La reconnaissance du travail patient et passionné des éditeurs de poésie pour la jeunesse passe par les prix, la place médiatique et la reconnaissance que l'institution pédagogique donne à certains auteurs contemporains.

Nous l'avons vu, le renouveau poétique est une volonté de l'Education nationale, et les titres proposés dans les listes sont le reflet de cette volonté de renouveau. Sorties le 31 janvier 2013, les nouvelles listes de référence de livres de littérature pour le cycle 2 et le cycle 31 proposent de nombreux ouvrages des éditions Møtus : pour le cycle 2 : Mes poules parlent, Noémie lit et crie, Le petit cul tout blanc du lièvre dans la catégorie Comptines, abécédaires et jeux langagiers, Mère la soupe dans la catégorie Contes et Fables, Est-elle Estelle ?, La petite fille qui marchait sur les lignes dans la catégorie Albums ; pour le cycle 3, Nasr Eddin Hodja, un drôle d'idiot dans la catégorie Contes et Fables, Le rire des cascades, Le soleil meurt dans un brin d'herbe, dans la catégorie Poésie.

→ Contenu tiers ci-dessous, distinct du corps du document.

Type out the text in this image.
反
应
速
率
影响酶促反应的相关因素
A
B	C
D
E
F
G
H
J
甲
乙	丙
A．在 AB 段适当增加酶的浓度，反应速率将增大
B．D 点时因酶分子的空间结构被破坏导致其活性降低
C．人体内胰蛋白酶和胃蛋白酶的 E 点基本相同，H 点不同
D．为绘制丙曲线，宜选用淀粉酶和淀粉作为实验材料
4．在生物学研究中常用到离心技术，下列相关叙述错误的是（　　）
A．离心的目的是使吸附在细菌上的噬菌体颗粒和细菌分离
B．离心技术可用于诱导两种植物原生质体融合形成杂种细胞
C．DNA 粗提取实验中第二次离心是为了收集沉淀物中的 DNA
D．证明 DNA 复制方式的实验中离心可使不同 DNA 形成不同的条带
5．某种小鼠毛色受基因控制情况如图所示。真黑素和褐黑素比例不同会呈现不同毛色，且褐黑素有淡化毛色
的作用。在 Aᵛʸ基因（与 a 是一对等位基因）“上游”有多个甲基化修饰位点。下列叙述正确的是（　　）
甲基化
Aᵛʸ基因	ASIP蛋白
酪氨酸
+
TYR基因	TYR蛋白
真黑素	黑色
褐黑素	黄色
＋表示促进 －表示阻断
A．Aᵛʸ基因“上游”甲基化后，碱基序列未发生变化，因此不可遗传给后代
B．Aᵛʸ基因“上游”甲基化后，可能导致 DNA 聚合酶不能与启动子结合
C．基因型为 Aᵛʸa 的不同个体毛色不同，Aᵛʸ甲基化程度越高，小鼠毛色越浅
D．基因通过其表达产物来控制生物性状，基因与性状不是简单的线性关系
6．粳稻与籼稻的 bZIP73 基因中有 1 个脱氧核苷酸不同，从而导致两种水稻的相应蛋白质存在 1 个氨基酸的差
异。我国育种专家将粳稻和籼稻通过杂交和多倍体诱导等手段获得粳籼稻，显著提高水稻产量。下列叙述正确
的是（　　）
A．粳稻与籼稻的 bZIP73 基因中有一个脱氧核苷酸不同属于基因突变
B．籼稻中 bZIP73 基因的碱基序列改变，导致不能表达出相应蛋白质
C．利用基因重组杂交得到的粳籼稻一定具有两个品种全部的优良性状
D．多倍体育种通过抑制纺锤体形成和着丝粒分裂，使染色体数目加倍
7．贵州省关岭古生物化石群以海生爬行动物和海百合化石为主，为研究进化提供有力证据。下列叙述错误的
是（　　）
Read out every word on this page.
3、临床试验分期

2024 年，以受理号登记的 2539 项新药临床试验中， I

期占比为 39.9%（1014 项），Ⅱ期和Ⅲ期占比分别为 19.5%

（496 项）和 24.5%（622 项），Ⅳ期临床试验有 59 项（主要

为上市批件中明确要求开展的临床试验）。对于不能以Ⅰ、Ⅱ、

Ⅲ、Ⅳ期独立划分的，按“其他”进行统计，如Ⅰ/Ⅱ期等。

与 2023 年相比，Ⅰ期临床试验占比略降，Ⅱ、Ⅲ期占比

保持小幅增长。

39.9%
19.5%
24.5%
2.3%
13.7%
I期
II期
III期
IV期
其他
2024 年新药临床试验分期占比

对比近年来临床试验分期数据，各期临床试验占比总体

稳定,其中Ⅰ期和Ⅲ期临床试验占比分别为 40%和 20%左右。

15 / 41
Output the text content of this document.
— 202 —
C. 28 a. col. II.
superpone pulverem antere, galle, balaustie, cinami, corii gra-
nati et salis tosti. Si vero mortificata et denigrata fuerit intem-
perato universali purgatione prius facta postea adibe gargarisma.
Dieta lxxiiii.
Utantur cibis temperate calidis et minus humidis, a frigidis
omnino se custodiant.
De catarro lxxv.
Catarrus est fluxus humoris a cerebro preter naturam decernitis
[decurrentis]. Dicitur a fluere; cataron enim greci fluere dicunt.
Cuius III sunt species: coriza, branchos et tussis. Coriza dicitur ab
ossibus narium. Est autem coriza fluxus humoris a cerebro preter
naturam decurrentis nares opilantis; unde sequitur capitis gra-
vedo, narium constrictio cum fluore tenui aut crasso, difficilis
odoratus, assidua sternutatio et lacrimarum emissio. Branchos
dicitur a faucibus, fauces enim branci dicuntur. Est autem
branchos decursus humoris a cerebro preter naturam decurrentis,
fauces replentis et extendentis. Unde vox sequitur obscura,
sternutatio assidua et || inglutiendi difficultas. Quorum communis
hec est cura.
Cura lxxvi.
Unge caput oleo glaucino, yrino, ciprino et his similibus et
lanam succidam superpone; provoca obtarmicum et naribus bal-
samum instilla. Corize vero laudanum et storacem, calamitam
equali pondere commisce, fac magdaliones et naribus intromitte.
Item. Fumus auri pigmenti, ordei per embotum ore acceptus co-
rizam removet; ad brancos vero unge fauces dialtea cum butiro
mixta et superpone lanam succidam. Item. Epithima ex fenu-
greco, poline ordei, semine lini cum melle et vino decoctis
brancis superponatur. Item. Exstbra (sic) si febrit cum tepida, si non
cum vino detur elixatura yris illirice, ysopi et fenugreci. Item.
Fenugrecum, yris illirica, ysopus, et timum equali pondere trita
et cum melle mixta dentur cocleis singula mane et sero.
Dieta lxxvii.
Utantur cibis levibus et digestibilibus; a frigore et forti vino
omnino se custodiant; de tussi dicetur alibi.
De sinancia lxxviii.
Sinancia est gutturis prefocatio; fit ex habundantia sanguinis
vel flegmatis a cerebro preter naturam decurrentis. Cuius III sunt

Pour le collège, la liste, réactualisée en 2012, propose deux ouvrages de poésie : Mon Kdi n'est pas un Kdo et Un rêve sans faim. Dans une interview de 2012, François David affirmait que le succès de certaines de ses publications tenait à « ce que plusieurs de ces titres ont été salués par des Prix de renom et qu'un grand nombre de poèmes qui les composent font maintenant partie d'anthologies et de manuels »2. Ces onze ouvrages sélectionnés participent effectivement à la reconnaissance de la maison d'édition mais favorisent aussi la rencontre des médiateurs et des éducateurs avec les textes inédits de poésie. Ils deviennent de ce fait une référence commune à tous les enseignants et aux enfants des classes françaises. La résultante n'est pas négligeable, elle permet une ouverture sur le travail des éditions Møtus. En accord avec Jean-Pierre Siméon, on constate

1MEN-DGESCO, La littérature à l'école, Listes de référence, 2013, eduscol.education.fr/litterature-ecole. 2DAVID François, « La poésie Jeunesse : des paroles d'éditeurs », Griffon n° 231, mars-avril 2012, p.8.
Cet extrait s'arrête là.